RBA Governor Philip Lowe has called out the major banks for their slow rollout of the New Payments Platform (NPP), saying the implementation has been “disappointing”.
Monthly NPP transaction values and volumes have tripled over the past year, but Governor Lowe believes the platform is being held back by the major banks – particularly CBA.
“I expect that we will see a further pickup in usage once the CBA has delivered on core NPP functionality for all its customers,” Governor Lowe said in a speech at the Australian Payments Network Summit.
“The slow implementation has been disappointing and we expect the required functionality to be available soon.”
In November, the platform processed about $1.1 billion worth of transactions. According to Governor Lowe, the rate of adoption of fast retail payments in Australia has been quicker than that of other countries that have introduced similar systems.
But the “slower-than-promised rollout” by some of the major banks means there has been less innovation within the system than expected.

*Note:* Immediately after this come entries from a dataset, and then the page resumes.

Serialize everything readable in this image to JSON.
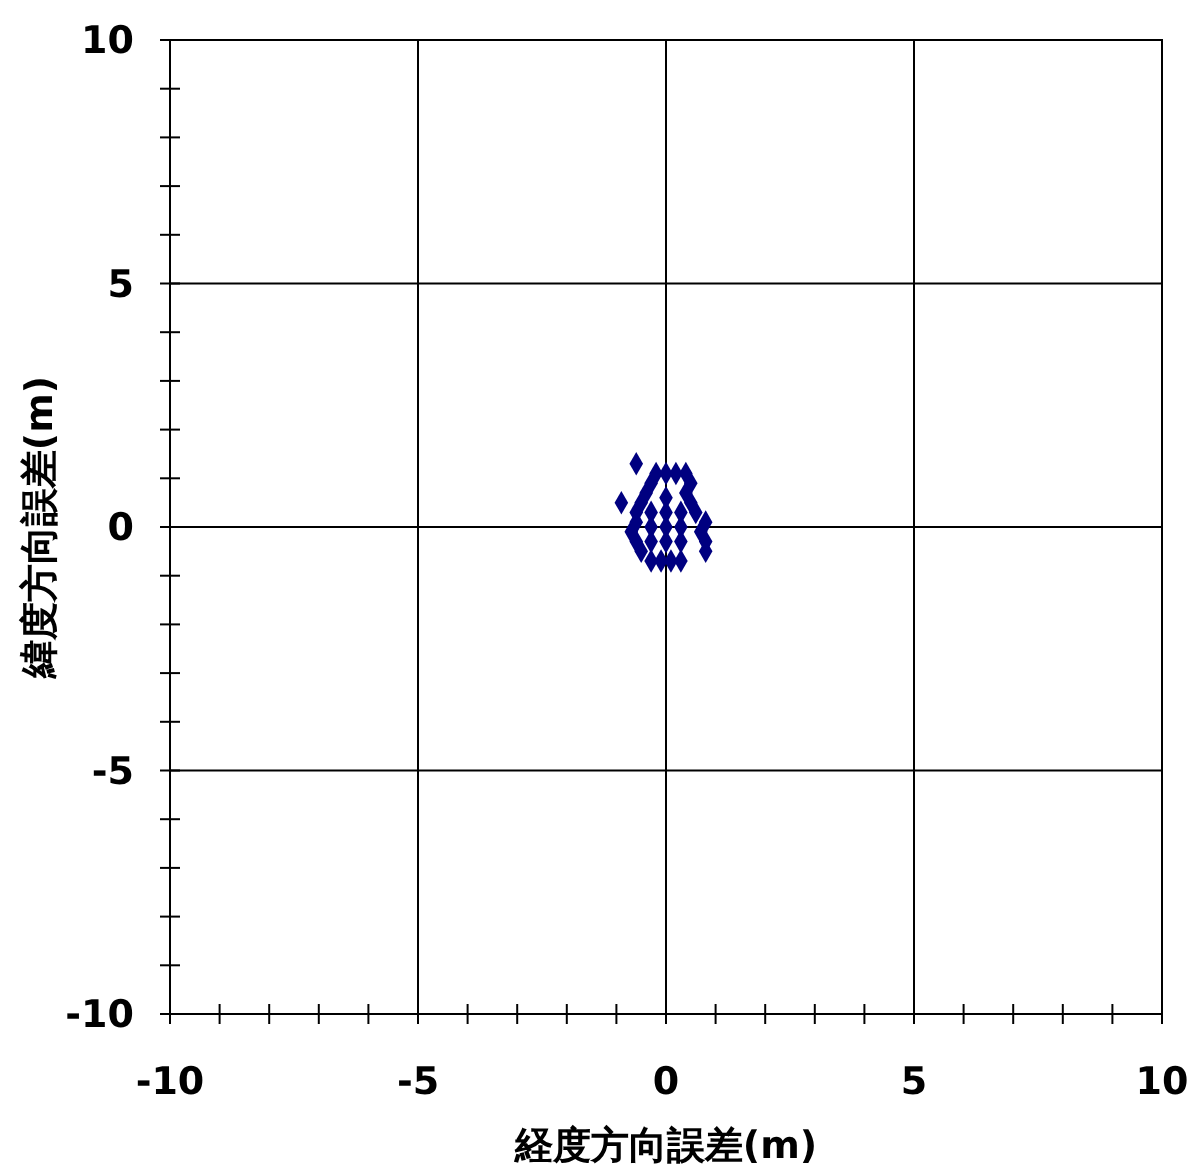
{
  "chart_data": {
    "type": "scatter",
    "xlabel": "経度方向誤差(m)",
    "ylabel": "緯度方向誤差(m)",
    "xlim": [
      -10,
      10
    ],
    "ylim": [
      -10,
      10
    ],
    "xticks": [
      -10,
      {
        "value": -9,
        "label": null
      },
      {
        "value": -8,
        "label": null
      },
      {
        "value": -7,
        "label": null
      },
      {
        "value": -6,
        "label": null
      },
      -5,
      {
        "value": -4,
        "label": null
      },
      {
        "value": -3,
        "label": null
      },
      {
        "value": -2,
        "label": null
      },
      {
        "value": -1,
        "label": null
      },
      0,
      {
        "value": 1,
        "label": null
      },
      {
        "value": 2,
        "label": null
      },
      {
        "value": 3,
        "label": null
      },
      {
        "value": 4,
        "label": null
      },
      5,
      {
        "value": 6,
        "label": null
      },
      {
        "value": 7,
        "label": null
      },
      {
        "value": 8,
        "label": null
      },
      {
        "value": 9,
        "label": null
      },
      10
    ],
    "yticks": [
      -10,
      {
        "value": -9,
        "label": null
      },
      {
        "value": -8,
        "label": null
      },
      {
        "value": -7,
        "label": null
      },
      {
        "value": -6,
        "label": null
      },
      -5,
      {
        "value": -4,
        "label": null
      },
      {
        "value": -3,
        "label": null
      },
      {
        "value": -2,
        "label": null
      },
      {
        "value": -1,
        "label": null
      },
      0,
      {
        "value": 1,
        "label": null
      },
      {
        "value": 2,
        "label": null
      },
      {
        "value": 3,
        "label": null
      },
      {
        "value": 4,
        "label": null
      },
      5,
      {
        "value": 6,
        "label": null
      },
      {
        "value": 7,
        "label": null
      },
      {
        "value": 8,
        "label": null
      },
      {
        "value": 9,
        "label": null
      },
      10
    ],
    "grid": true,
    "marker": "diamond",
    "series": [
      {
        "color": "#000080",
        "x": [
          0.0,
          -0.3,
          0.0,
          0.3,
          -0.3,
          0.0,
          0.3,
          -0.3,
          0.0,
          0.3,
          -0.2,
          0.0,
          0.2,
          0.4,
          -0.3,
          0.5,
          -0.4,
          0.4,
          -0.5,
          0.5,
          -0.6,
          0.6,
          -0.6,
          0.8,
          -0.7,
          0.7,
          -0.6,
          0.8,
          -0.5,
          0.8,
          -0.3,
          -0.1,
          0.1,
          0.3,
          -0.6,
          -0.9
        ],
        "values": [
          0.6,
          0.3,
          0.3,
          0.3,
          0.0,
          0.0,
          0.0,
          -0.3,
          -0.3,
          -0.3,
          1.1,
          1.1,
          1.1,
          1.1,
          0.9,
          0.9,
          0.7,
          0.7,
          0.5,
          0.5,
          0.3,
          0.3,
          0.1,
          0.1,
          -0.1,
          -0.1,
          -0.3,
          -0.3,
          -0.5,
          -0.5,
          -0.7,
          -0.7,
          -0.7,
          -0.7,
          1.3,
          0.5
        ]
      }
    ]
  }
}
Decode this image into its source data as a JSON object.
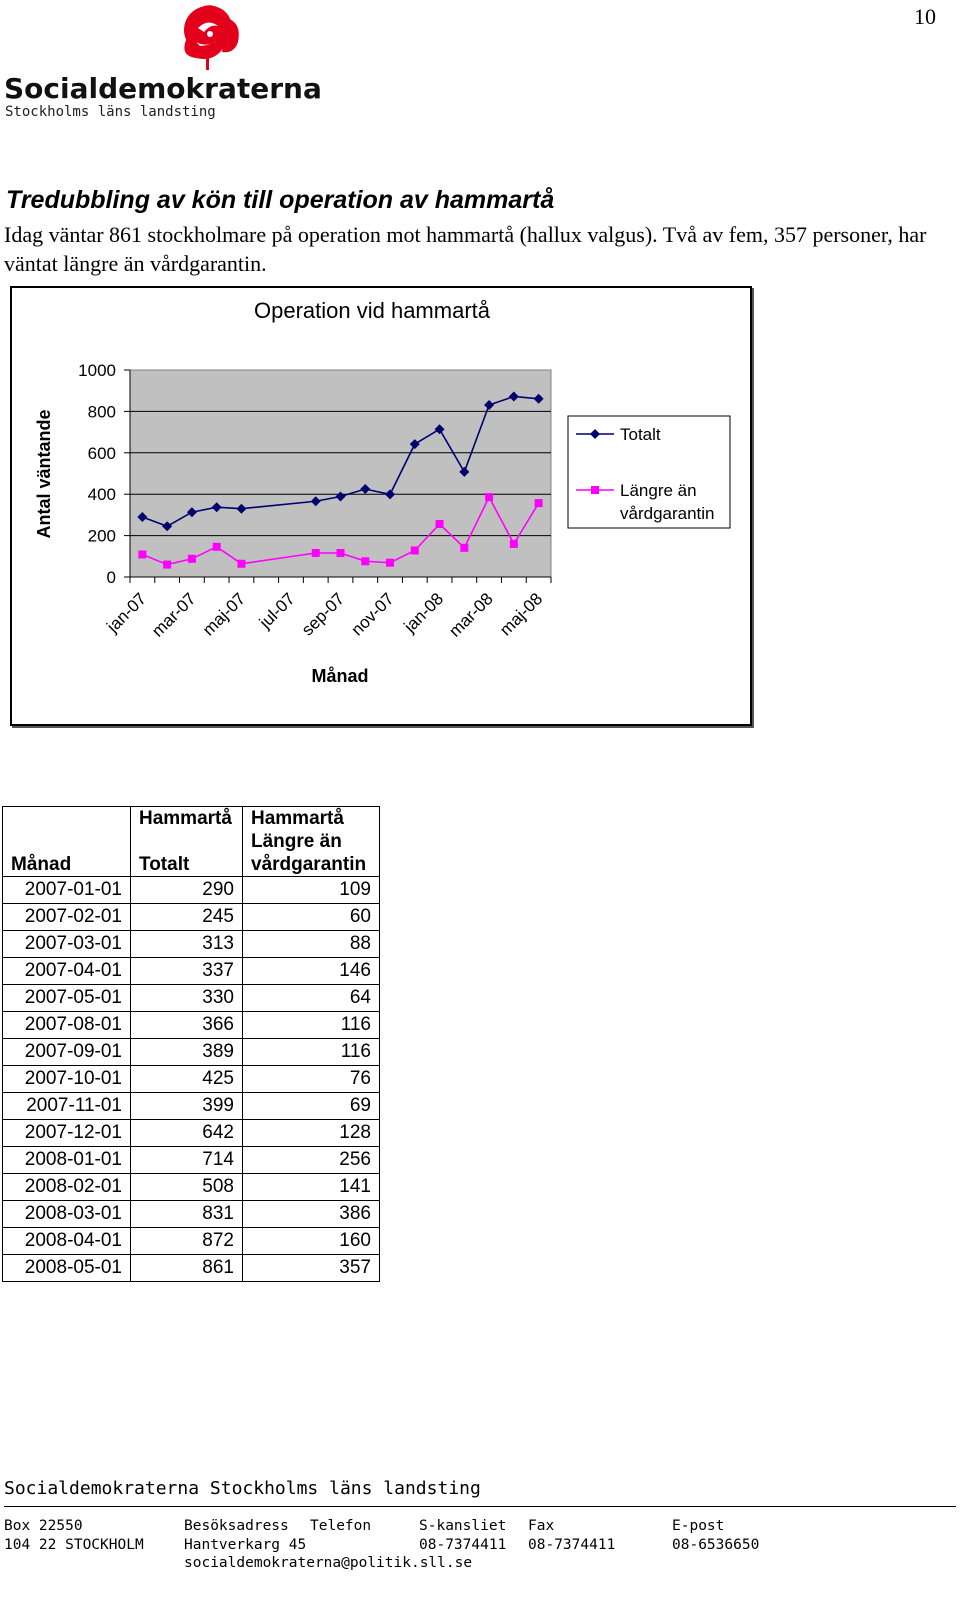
{
  "page_number": "10",
  "logo": {
    "wordmark": "Socialdemokraterna",
    "subtitle": "Stockholms läns landsting",
    "color": "#e3001b"
  },
  "heading": "Tredubbling av kön till operation av hammartå",
  "intro": "Idag väntar 861 stockholmare på operation mot hammartå (hallux valgus). Två av fem, 357 personer, har väntat längre än vårdgarantin.",
  "chart_data": {
    "type": "line",
    "title": "Operation vid hammartå",
    "xlabel": "Månad",
    "ylabel": "Antal väntande",
    "ylim": [
      0,
      1000
    ],
    "yticks": [
      "0",
      "200",
      "400",
      "600",
      "800",
      "1000"
    ],
    "x_tick_labels": [
      "jan-07",
      "mar-07",
      "maj-07",
      "jul-07",
      "sep-07",
      "nov-07",
      "jan-08",
      "mar-08",
      "maj-08"
    ],
    "x": [
      "2007-01",
      "2007-02",
      "2007-03",
      "2007-04",
      "2007-05",
      "2007-08",
      "2007-09",
      "2007-10",
      "2007-11",
      "2007-12",
      "2008-01",
      "2008-02",
      "2008-03",
      "2008-04",
      "2008-05"
    ],
    "grid": "horizontal",
    "legend_position": "right",
    "series": [
      {
        "name": "Totalt",
        "color": "#00006e",
        "marker": "diamond",
        "values": [
          290,
          245,
          313,
          337,
          330,
          366,
          389,
          425,
          399,
          642,
          714,
          508,
          831,
          872,
          861
        ]
      },
      {
        "name": "Längre än vårdgarantin",
        "color": "#ff00ff",
        "marker": "square",
        "values": [
          109,
          60,
          88,
          146,
          64,
          116,
          116,
          76,
          69,
          128,
          256,
          141,
          386,
          160,
          357
        ]
      }
    ]
  },
  "table": {
    "headers": {
      "row1": [
        "",
        "Hammartå",
        "Hammartå"
      ],
      "row2": [
        "Månad",
        "Totalt",
        "Längre än vårdgarantin"
      ]
    },
    "rows": [
      [
        "2007-01-01",
        "290",
        "109"
      ],
      [
        "2007-02-01",
        "245",
        "60"
      ],
      [
        "2007-03-01",
        "313",
        "88"
      ],
      [
        "2007-04-01",
        "337",
        "146"
      ],
      [
        "2007-05-01",
        "330",
        "64"
      ],
      [
        "2007-08-01",
        "366",
        "116"
      ],
      [
        "2007-09-01",
        "389",
        "116"
      ],
      [
        "2007-10-01",
        "425",
        "76"
      ],
      [
        "2007-11-01",
        "399",
        "69"
      ],
      [
        "2007-12-01",
        "642",
        "128"
      ],
      [
        "2008-01-01",
        "714",
        "256"
      ],
      [
        "2008-02-01",
        "508",
        "141"
      ],
      [
        "2008-03-01",
        "831",
        "386"
      ],
      [
        "2008-04-01",
        "872",
        "160"
      ],
      [
        "2008-05-01",
        "861",
        "357"
      ]
    ]
  },
  "footer": {
    "org": "Socialdemokraterna Stockholms läns landsting",
    "labels": {
      "box": "Box 22550",
      "visit": "Besöksadress",
      "phone": "Telefon",
      "office": "S-kansliet",
      "fax": "Fax",
      "email": "E-post"
    },
    "values": {
      "city": "104 22 STOCKHOLM",
      "street": "Hantverkarg 45",
      "office_phone": "08-7374411",
      "fax": "08-7374411",
      "email_phone": "08-6536650",
      "email": "socialdemokraterna@politik.sll.se"
    }
  }
}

“Payment systems are networks, and participants need to know that others will be ready to receive payments and use the network,” Governor Lowe said.
“Some banks have been reluctant to commit time and funding to support the development of new functionality given that others have been slow to roll out their ‘day 1’ functionality. The slow rollout has also reduced the incentive for fintechs and others to develop new ideas.
“So we have not yet benefited from the full network effects.”
Governor Lowe welcomed a roadmap from NPPA – the industry-owned company formed to establish and operate the NPP – that provides a timeline for the development of additional functionality.
The roadmap also introduced a “mandatory compliance framework” that can be used to designate capabilities NPP participants must support, with penalties for non-compliance.
“The world of payments is moving quickly, with new technologies and new players offering solutions to longstanding problems,” Governor Lowe said.
“At the same time, expectations regarding security, resilience, functionality and privacy are continually rising. Meeting these expectations can be challenging, but doing so is critical to building and maintaining the trust that lies at the heart of effective payment systems.”